Menno Van Den Berg, presidente de la Oficina Europea de Telecomunicaciones de Samsung MX, dejó constancia de la lectura de la propia compañía: "Superar nuestros objetivos de pedidos anticipados de la gama de plegables de la generación anterior demuestra una demanda de los consumidores fuerte y creciente por la innovación en plegables." Un teléfono de 2.799 euros compite en precio con portátiles premium y presupuestos medios de viaje de negocios, no con otros teléfonos, y Samsung apuesta a que los compradores europeos ya piensan así también del nivel plegable tope.

La escasez de memoria hace la señal más nítida

Samsung subió estos precios en un periodo en que el coste de los chips de memoria sube en toda la industria, apretando los márgenes de casi cualquier categoría de dispositivos que lleve RAM y almacenamiento. Una lectura directa de ese contexto haría esperar resistencia: compradores rechazando subidas de precio que coinciden con una escasez de componentes ampliamente reportada, sobre todo en compras discrecionales como un segundo o tercer ciclo de renovación de teléfono.

Esa resistencia no apareció en las cifras de pedidos anticipados.

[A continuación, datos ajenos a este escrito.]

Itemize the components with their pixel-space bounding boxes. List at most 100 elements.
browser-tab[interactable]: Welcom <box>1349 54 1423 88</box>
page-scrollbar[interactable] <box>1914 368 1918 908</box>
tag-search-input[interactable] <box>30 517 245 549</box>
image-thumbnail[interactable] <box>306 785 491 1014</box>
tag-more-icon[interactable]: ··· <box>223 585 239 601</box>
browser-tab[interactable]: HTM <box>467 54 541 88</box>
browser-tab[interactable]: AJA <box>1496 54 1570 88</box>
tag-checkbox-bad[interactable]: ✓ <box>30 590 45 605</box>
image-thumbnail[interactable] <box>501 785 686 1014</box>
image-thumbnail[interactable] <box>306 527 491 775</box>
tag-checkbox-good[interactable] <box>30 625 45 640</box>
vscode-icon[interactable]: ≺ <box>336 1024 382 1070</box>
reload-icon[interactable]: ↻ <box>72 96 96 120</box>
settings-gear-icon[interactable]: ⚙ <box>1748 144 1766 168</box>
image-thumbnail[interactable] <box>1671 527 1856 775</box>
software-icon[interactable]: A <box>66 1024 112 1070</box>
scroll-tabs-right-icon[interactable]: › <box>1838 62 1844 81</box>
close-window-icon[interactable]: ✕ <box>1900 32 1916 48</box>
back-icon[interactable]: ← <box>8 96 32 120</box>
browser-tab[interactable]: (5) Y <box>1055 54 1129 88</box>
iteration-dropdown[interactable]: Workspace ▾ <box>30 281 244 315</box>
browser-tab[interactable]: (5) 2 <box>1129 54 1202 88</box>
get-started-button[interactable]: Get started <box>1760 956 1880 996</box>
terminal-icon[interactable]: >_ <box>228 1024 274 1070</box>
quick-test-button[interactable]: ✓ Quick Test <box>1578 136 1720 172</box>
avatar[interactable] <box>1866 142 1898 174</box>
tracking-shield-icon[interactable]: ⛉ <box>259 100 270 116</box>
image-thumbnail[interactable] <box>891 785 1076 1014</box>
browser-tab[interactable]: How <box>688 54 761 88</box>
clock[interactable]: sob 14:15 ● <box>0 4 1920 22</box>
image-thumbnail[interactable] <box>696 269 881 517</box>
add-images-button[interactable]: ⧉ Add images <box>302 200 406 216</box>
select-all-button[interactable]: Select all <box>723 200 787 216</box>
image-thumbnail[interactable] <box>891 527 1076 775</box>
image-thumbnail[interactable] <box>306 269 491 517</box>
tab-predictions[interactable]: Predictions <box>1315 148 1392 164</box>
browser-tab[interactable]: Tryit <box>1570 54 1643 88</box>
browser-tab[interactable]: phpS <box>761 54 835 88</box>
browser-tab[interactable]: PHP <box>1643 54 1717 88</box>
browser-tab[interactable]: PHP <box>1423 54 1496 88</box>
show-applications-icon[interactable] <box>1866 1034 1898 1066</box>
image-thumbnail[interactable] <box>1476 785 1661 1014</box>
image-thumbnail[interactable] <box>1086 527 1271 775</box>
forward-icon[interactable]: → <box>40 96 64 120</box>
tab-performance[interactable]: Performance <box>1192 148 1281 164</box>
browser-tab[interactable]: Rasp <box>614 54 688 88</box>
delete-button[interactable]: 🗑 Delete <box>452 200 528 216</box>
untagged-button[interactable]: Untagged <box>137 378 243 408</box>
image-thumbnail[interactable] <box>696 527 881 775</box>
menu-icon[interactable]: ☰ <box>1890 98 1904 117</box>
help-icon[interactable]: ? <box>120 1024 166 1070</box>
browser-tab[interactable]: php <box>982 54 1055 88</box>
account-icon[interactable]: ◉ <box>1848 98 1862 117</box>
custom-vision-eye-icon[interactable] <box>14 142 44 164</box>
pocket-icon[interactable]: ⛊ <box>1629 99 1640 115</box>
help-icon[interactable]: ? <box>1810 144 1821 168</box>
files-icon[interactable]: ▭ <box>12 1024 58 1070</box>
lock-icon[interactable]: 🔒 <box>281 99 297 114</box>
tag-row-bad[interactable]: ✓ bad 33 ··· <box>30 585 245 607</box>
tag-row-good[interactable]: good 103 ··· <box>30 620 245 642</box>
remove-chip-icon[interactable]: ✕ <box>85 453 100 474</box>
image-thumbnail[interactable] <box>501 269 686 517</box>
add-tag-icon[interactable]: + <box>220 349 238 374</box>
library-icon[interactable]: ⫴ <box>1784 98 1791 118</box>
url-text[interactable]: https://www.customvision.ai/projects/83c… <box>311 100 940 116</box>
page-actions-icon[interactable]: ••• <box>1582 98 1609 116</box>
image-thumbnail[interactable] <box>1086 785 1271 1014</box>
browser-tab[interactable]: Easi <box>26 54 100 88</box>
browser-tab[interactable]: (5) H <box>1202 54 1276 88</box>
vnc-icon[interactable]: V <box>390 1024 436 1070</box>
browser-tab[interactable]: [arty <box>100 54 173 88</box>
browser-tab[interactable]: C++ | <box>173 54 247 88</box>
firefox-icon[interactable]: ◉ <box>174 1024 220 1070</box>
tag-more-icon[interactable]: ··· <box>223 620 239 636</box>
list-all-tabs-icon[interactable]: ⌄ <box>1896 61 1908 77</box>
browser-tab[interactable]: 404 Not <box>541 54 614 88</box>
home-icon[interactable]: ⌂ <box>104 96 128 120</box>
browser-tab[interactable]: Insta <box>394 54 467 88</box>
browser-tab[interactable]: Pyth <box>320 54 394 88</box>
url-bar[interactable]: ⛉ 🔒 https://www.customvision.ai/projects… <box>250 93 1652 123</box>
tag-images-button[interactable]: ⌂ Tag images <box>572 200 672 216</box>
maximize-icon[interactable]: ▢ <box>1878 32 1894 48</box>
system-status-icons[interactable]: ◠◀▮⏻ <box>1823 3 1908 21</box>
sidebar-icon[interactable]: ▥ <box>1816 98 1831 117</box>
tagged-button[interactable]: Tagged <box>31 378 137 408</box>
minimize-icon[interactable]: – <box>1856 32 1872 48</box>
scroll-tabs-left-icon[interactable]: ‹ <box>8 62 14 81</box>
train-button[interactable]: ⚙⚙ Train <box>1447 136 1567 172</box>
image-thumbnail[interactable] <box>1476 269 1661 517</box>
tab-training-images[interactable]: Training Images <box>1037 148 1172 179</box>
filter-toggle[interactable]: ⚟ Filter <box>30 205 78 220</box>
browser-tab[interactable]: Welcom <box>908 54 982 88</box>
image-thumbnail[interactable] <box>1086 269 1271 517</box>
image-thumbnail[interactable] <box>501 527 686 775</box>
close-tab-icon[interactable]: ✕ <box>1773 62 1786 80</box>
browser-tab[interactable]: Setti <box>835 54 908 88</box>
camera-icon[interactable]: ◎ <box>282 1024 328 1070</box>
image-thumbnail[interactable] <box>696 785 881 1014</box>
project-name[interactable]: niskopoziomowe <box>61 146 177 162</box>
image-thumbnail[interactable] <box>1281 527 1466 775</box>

En lugar de ser la categoría más expuesta al dolor de la subida de precios por costes, los plegables parecen ser la categoría mejor posicionada para trasladar los costes al comprador sin perder volumen. Eso es lo contrario de lo que sugeriría una lectura puramente defensiva de la escasez de memoria para el hardware premium, y merece señalarse precisamente porque contradice la historia obvia.

Qué significa esto para la próxima decisión de compra

Para un empresario que compra teléfonos para su plantilla, esta generación es la equivocada para asumir que los plegables bajarán de precio para compensar el alza de costes de componentes. Samsung ya ha demostrado, con sus propias cifras, que la demanda europea aguantó con un recargo de 100 euros, lo que reduce la presión comercial para ofrecer descuentos en el próximo ciclo.

Para quien gestione un negocio de reventa o de entrega a cuenta de dispositivos, la lectura es igual de directa: el Z Fold 8 es el líder en volumen en el punto de precio más alto de la gama, lo que debería sostener valores de reventa más fuertes que en un ciclo donde el modelo más barato concentraba la demanda. Y para quien lea el gasto en electrónica de consumo como un termómetro económico más amplio, este es un dato de que el hardware de gama alta en Europa todavía tiene margen para absorber una presión de costes que los dispositivos convencionales cada vez soportan menos.